Novel Approaches for Determining the Occurrence, Biogeochemical Cycling, and Biological Exposure of Phthalate Esters in Urbanized Marine SettingsEPA Grant Number: F07E20888
Title: Novel Approaches for Determining the Occurrence, Biogeochemical Cycling, and Biological Exposure of Phthalate Esters in Urbanized Marine Settings
Investigators: Ellefson, Anne Cooper
Institution: The State University of New York at Stony Brook
EPA Project Officer: Lee, Sonja
Project Period: January 1, 2007 through January 1, 2010
RFA: STAR Graduate Fellowships (2007) RFA Text | Recipients Lists
Research Category: Academic Fellowships , Fellowship - Oceanography , Aquatic Ecology and Ecosystems
Phthalate di-esters are commonly used plasticizers that have recently been found to affect endocrine systems in wildlife and humans. Their presence in humans and the environment has been hard to monitor due to contamination during analysis from laboratory air, solvents, and other supplies. A method to assess mammalian exposure to phthalates which largely avoids this contamination has been developed that relies on determining relatively persistent metabolites of phthalate di-esters (mono-esters and their oxidation products). This method will be utilized to learn more about the distributions, sources, and fate of phthalate di-esters and their metabolites in surface waters and sediments. In addition, it will be determined if this method can be used to understand exposure of aquatic organisms collected in areas most contaminated by phthalates.
Phthalate mono-esters are also products of microbial transformation of phthalate di-esters, so it is hypothesized that they will be useful indicators of phthalate di-ester inputs and/or distributions in surface waters and sediments. To address this hypothesis, existing methods for measuring phthalate mono-esters in body fluids will be adapted for use in water as well as sediments. Method development will be aided through collaborations with Center for Disease Control investigators who developed the approach. A method for phthalate di-ester analysis will be developed that minimizes blanks as much as possible for comparison to mono-ester analyses. This will involve extractions performed in the field as well as a reduction of extraction and clean up steps. These methods will be used to determine the distribution of phthalate di- and mono-esters in samples throughout the urbanized NY/NJ harbor complex to assess likely sources and fates of the phthalate esters and their metabolites. The relationship between di-ester and mono-ester abundance will be determined in wastewater, surface water and sediments. Mono-ester levels will be measured in serum and tissues of different species and compared to levels in water, diet, and sediments as measures of possible exposure.

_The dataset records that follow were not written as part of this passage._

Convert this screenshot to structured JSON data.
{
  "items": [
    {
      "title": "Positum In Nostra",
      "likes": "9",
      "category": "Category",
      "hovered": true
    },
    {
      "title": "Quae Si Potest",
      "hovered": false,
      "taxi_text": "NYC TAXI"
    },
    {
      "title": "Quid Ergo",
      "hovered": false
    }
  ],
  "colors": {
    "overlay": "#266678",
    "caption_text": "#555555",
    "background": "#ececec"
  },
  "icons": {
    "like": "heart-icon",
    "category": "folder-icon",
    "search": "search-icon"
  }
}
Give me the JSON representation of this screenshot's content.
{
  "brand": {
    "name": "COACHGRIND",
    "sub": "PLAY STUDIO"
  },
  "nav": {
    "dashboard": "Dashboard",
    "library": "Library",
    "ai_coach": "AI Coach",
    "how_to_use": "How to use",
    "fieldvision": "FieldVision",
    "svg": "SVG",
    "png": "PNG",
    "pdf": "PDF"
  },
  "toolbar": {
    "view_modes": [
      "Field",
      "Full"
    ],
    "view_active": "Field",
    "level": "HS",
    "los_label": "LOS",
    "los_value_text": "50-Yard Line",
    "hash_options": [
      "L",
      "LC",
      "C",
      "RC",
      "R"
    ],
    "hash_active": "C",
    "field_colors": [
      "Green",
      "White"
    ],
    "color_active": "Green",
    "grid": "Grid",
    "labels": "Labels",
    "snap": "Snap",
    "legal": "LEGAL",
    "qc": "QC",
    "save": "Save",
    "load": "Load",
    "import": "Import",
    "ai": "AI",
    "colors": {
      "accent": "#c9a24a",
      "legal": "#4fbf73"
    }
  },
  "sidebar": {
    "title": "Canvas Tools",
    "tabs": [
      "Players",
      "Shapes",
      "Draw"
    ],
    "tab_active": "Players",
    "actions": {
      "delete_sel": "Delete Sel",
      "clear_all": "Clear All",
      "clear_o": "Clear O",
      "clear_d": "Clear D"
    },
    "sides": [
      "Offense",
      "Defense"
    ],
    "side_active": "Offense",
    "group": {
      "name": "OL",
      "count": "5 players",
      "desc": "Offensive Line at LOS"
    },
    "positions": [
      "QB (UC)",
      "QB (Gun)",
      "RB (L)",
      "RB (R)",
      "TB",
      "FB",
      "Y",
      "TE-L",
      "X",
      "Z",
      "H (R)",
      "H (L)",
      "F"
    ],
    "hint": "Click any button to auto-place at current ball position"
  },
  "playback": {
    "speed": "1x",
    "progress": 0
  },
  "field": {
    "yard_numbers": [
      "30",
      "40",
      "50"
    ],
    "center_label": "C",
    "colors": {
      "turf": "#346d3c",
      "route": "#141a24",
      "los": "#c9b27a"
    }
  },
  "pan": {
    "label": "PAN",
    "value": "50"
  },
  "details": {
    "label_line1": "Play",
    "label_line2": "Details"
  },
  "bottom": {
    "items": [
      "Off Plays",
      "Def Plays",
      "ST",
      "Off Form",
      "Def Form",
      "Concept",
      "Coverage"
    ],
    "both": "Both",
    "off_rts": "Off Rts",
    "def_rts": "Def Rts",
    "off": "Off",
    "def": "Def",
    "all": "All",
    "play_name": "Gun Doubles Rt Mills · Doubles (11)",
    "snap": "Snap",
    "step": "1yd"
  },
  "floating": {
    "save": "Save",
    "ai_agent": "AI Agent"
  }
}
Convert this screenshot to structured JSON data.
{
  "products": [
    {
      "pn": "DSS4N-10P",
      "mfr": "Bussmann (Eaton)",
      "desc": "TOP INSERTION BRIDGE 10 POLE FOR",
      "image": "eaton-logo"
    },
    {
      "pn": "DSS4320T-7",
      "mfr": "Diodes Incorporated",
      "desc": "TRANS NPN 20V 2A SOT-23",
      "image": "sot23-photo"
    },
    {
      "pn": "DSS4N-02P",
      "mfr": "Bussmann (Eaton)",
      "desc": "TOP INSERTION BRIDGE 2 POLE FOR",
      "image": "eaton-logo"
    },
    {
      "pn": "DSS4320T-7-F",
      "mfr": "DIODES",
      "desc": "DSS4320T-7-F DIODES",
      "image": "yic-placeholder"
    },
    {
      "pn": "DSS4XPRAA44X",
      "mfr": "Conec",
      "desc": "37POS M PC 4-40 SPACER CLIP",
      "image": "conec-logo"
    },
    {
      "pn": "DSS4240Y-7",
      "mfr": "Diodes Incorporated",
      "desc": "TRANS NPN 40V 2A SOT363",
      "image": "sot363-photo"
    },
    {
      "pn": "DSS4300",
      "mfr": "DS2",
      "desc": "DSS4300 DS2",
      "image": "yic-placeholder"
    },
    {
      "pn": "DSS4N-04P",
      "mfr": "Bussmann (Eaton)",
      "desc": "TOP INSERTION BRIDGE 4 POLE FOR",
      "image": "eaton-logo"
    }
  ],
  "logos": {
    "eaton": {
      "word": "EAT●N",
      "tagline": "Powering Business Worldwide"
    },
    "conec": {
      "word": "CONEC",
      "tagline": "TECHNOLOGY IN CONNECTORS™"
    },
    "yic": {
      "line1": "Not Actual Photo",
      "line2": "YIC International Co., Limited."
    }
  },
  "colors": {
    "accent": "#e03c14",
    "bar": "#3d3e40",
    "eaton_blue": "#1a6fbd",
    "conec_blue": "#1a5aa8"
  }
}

These results are expected to enable a better understanding of the distribution of phthalate di- and mono-esters in urban estuaries. Sampling in areas with different contaminant source inputs will enable determination of the sources and sinks of phthalate di- and mono-esters. The input from sewage treatment plants is expected to be the major source. It will be of interest to compare serum levels of phthalate metabolites in marine vertebrates to those that cause effects in mammals. These results will be used to determine if mono-ester analysis can provide useful understandings of phthalate di-ester sources and fates in receiving waters.